I don't know those other cultures as well as I do the American one. There is some infamous weirdness in Japanese pop culture, but I think that's more attributable to the failure of Japanese imperialism that ended with the humiliation of the atomic bomb drops.
Mass infantilization is hardly the human norm; what's normal, rather, is decadence or carefree, childish recklessness only in the upper reaches of a highly unequal society. Eastern cultures in particular haven't been plagued by monotheism and have been more grounded in pragmatic philosophies. China was dominated for centuries by a conservative form of secular humanism (Confucianism). India has had an eclectic outlook on all philosophies and religions, absorbing them into Hinduism. Japanese culture was shaped by an animistic worship of nature (Shinto), comparable to Daoism, and by Buddhism.

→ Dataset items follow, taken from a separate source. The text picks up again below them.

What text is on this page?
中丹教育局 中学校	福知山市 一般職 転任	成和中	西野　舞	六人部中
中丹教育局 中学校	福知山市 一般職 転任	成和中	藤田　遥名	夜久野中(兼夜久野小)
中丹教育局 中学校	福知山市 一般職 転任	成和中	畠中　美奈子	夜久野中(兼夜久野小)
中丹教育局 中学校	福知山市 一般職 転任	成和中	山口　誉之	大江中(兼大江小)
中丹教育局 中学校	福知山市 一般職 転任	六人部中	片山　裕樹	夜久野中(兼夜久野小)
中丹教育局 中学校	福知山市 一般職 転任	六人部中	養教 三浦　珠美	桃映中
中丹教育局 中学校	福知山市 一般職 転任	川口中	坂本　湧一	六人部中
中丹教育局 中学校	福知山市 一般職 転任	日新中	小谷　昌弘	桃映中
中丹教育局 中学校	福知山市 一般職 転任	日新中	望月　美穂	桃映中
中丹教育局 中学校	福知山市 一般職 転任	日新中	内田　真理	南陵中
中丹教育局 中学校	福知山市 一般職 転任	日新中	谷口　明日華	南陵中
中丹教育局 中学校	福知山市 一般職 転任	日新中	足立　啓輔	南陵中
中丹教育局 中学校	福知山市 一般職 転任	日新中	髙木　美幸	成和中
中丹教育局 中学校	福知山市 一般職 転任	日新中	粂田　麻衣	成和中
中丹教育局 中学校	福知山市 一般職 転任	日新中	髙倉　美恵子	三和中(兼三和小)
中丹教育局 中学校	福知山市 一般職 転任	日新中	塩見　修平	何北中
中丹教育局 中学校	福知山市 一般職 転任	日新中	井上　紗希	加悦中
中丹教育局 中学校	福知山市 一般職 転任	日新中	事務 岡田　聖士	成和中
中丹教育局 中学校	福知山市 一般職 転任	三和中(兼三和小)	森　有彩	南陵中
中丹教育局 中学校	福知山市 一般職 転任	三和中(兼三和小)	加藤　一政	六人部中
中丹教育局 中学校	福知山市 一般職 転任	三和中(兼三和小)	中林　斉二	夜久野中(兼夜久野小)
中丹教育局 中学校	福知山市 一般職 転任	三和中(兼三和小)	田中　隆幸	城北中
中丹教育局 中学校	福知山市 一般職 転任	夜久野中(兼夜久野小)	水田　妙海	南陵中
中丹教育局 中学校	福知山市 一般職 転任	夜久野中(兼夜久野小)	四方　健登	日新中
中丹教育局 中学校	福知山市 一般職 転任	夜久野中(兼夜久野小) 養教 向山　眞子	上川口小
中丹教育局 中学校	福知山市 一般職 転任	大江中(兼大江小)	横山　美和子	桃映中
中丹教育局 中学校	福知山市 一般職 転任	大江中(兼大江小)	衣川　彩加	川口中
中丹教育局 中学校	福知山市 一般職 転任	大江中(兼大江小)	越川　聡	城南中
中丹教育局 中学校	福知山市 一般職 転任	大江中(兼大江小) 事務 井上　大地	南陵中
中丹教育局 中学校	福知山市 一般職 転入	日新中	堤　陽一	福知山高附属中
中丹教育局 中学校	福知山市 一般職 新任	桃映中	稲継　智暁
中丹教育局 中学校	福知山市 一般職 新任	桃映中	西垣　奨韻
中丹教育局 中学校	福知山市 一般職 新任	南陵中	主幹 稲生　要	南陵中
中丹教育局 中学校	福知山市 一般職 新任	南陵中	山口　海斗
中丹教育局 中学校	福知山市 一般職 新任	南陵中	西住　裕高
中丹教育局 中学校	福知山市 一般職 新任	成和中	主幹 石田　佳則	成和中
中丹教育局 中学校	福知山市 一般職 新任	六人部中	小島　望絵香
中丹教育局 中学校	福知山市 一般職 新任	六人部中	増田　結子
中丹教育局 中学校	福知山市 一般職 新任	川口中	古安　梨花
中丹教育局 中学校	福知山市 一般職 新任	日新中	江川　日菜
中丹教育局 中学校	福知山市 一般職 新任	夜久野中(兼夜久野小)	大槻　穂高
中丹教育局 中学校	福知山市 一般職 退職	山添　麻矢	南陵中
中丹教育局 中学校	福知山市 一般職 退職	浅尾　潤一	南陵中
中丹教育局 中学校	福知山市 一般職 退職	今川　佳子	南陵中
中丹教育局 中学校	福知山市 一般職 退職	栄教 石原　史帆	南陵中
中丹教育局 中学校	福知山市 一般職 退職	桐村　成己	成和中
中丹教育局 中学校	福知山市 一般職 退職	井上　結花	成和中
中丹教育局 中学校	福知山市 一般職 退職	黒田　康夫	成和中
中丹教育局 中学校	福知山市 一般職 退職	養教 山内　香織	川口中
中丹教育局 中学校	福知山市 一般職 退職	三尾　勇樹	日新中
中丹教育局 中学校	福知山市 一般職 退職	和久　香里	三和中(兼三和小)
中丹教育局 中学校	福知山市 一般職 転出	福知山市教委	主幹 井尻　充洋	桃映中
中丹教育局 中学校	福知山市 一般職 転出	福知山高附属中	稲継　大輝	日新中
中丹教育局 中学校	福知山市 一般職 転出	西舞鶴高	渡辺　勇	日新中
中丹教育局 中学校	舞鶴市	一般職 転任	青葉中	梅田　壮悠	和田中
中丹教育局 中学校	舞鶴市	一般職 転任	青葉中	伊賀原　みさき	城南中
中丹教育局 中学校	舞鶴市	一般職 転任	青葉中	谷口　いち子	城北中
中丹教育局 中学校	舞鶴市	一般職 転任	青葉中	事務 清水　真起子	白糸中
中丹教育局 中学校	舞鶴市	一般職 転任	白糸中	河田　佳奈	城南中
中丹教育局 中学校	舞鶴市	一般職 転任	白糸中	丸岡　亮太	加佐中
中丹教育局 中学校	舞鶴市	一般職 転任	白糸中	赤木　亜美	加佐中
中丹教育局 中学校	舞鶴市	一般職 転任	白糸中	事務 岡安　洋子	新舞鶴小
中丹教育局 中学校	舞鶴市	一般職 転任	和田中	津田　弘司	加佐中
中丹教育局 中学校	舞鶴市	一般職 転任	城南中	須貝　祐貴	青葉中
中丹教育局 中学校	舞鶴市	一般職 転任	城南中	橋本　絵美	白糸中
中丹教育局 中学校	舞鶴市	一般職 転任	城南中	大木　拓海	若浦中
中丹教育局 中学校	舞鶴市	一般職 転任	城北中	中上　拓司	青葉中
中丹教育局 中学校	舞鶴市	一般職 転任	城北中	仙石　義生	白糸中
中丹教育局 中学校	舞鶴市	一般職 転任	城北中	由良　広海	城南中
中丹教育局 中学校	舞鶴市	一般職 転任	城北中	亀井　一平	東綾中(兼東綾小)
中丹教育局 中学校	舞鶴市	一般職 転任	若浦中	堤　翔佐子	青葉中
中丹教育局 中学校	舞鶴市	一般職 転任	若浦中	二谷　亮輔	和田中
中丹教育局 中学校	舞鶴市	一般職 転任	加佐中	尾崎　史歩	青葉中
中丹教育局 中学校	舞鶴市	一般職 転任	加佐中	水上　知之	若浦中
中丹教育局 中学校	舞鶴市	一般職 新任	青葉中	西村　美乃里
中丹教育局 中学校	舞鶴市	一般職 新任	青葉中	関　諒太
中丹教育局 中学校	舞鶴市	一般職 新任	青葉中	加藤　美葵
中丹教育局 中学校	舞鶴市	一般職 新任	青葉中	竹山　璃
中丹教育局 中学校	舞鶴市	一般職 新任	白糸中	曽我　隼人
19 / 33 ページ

Those religions have their flaws in my view, but they're far more responsible and mature than exoteric Christianity, since the latter religion lost the plot. From the beginning, the younger, American society was inspired by babyish individualism, by the desire to practice heretical forms of Christianity without being reined in by the old world Church. That idolizing of personal liberties grew into consumerism, although American culture was tempered by some pragmatism, respect for hard work, and tragic paranoia, due to the harsh experience of the pioneers on the lawless frontier.
Personal freedoms made the US a leader in innovation, which in turn made some American companies wealthy. The resulting boom-and-bust cycle of America's free-market capitalism turned the US into a virtual plutocracy, since the wealthy few had to control the democracy to secure their fortunes, by brainwashing the majority into overlooking the downtimes caused by the warped American version of capitalism.

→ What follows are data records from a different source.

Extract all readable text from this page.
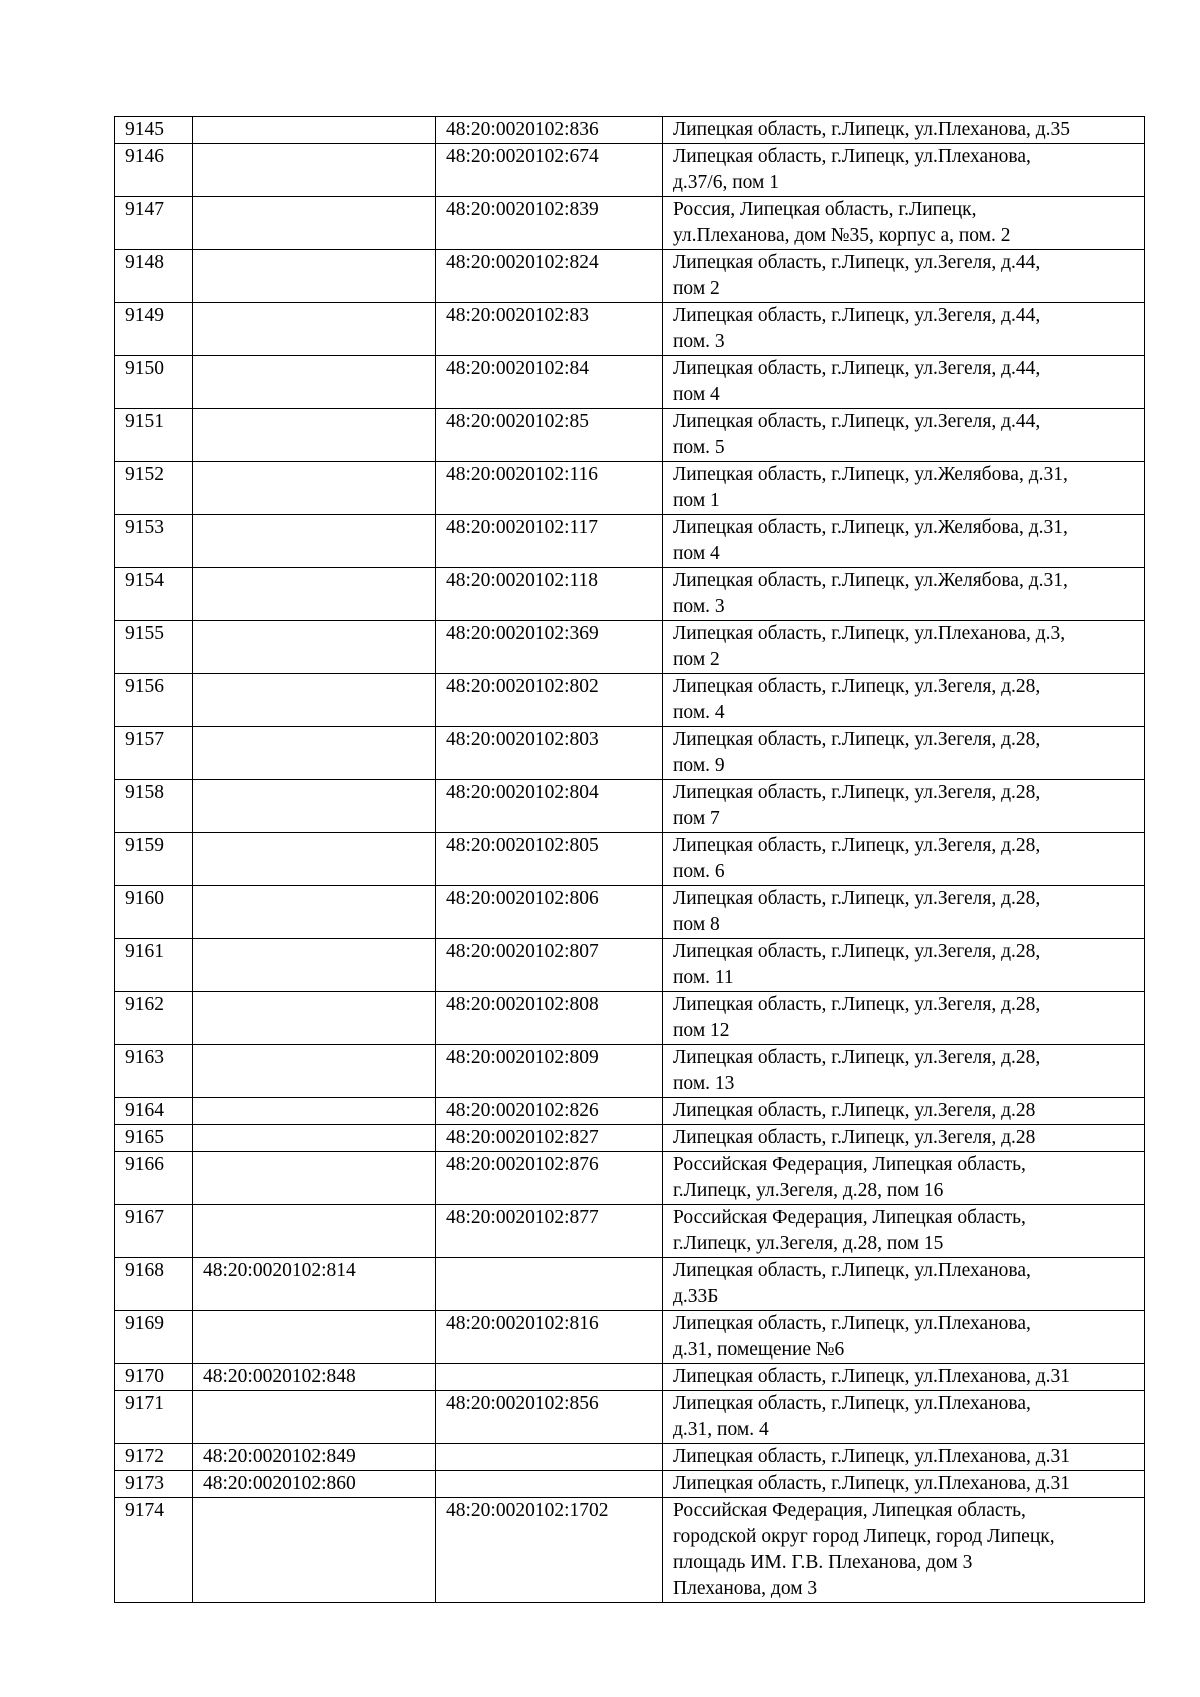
9145		48:20:0020102:836	Липецкая область, г.Липецк, ул.Плеханова, д.35

9146		48:20:0020102:674	Липецкая область, г.Липецк, ул.Плеханова,
д.37/6, пом 1

9147		48:20:0020102:839	Россия, Липецкая область, г.Липецк,
ул.Плеханова, дом №35, корпус а, пом. 2

9148		48:20:0020102:824	Липецкая область, г.Липецк, ул.Зегеля, д.44,
пом 2

9149		48:20:0020102:83	Липецкая область, г.Липецк, ул.Зегеля, д.44,
пом. 3

9150		48:20:0020102:84	Липецкая область, г.Липецк, ул.Зегеля, д.44,
пом 4

9151		48:20:0020102:85	Липецкая область, г.Липецк, ул.Зегеля, д.44,
пом. 5

9152		48:20:0020102:116	Липецкая область, г.Липецк, ул.Желябова, д.31,
пом 1

9153		48:20:0020102:117	Липецкая область, г.Липецк, ул.Желябова, д.31,
пом 4

9154		48:20:0020102:118	Липецкая область, г.Липецк, ул.Желябова, д.31,
пом. 3

9155		48:20:0020102:369	Липецкая область, г.Липецк, ул.Плеханова, д.3,
пом 2

9156		48:20:0020102:802	Липецкая область, г.Липецк, ул.Зегеля, д.28,
пом. 4

9157		48:20:0020102:803	Липецкая область, г.Липецк, ул.Зегеля, д.28,
пом. 9

9158		48:20:0020102:804	Липецкая область, г.Липецк, ул.Зегеля, д.28,
пом 7

9159		48:20:0020102:805	Липецкая область, г.Липецк, ул.Зегеля, д.28,
пом. 6

9160		48:20:0020102:806	Липецкая область, г.Липецк, ул.Зегеля, д.28,
пом 8

9161		48:20:0020102:807	Липецкая область, г.Липецк, ул.Зегеля, д.28,
пом. 11

9162		48:20:0020102:808	Липецкая область, г.Липецк, ул.Зегеля, д.28,
пом 12

9163		48:20:0020102:809	Липецкая область, г.Липецк, ул.Зегеля, д.28,
пом. 13

9164		48:20:0020102:826	Липецкая область, г.Липецк, ул.Зегеля, д.28

9165		48:20:0020102:827	Липецкая область, г.Липецк, ул.Зегеля, д.28

9166		48:20:0020102:876	Российская Федерация, Липецкая область,
г.Липецк, ул.Зегеля, д.28, пом 16

9167		48:20:0020102:877	Российская Федерация, Липецкая область,
г.Липецк, ул.Зегеля, д.28, пом 15

9168	48:20:0020102:814		Липецкая область, г.Липецк, ул.Плеханова,
д.33Б

9169		48:20:0020102:816	Липецкая область, г.Липецк, ул.Плеханова,
д.31, помещение №6

9170	48:20:0020102:848		Липецкая область, г.Липецк, ул.Плеханова, д.31

9171		48:20:0020102:856	Липецкая область, г.Липецк, ул.Плеханова,
д.31, пом. 4

9172	48:20:0020102:849		Липецкая область, г.Липецк, ул.Плеханова, д.31

9173	48:20:0020102:860		Липецкая область, г.Липецк, ул.Плеханова, д.31

9174		48:20:0020102:1702	Российская Федерация, Липецкая область,
городской округ город Липецк, город Липецк,
площадь ИМ. Г.В. Плеханова, дом 3
Плеханова, дом 3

That's where infantilization fits into the American context, so there were several conditions that laid the groundwork, including a hopeless, pie-in-the-sky religion (fundamentalist Christianity), individualism, and economic domination. Add to that the separation of North America from the old world's problems, by the oceans, which allowed the US to shape itself.
If some Eastern societies have likewise been infantilized, I'd expect that to have been due to Western influence, via the monoculture produced by globalization. If there are independent causes of the problem, I'm not aware of them, but as I said, I don't know those cultures as well.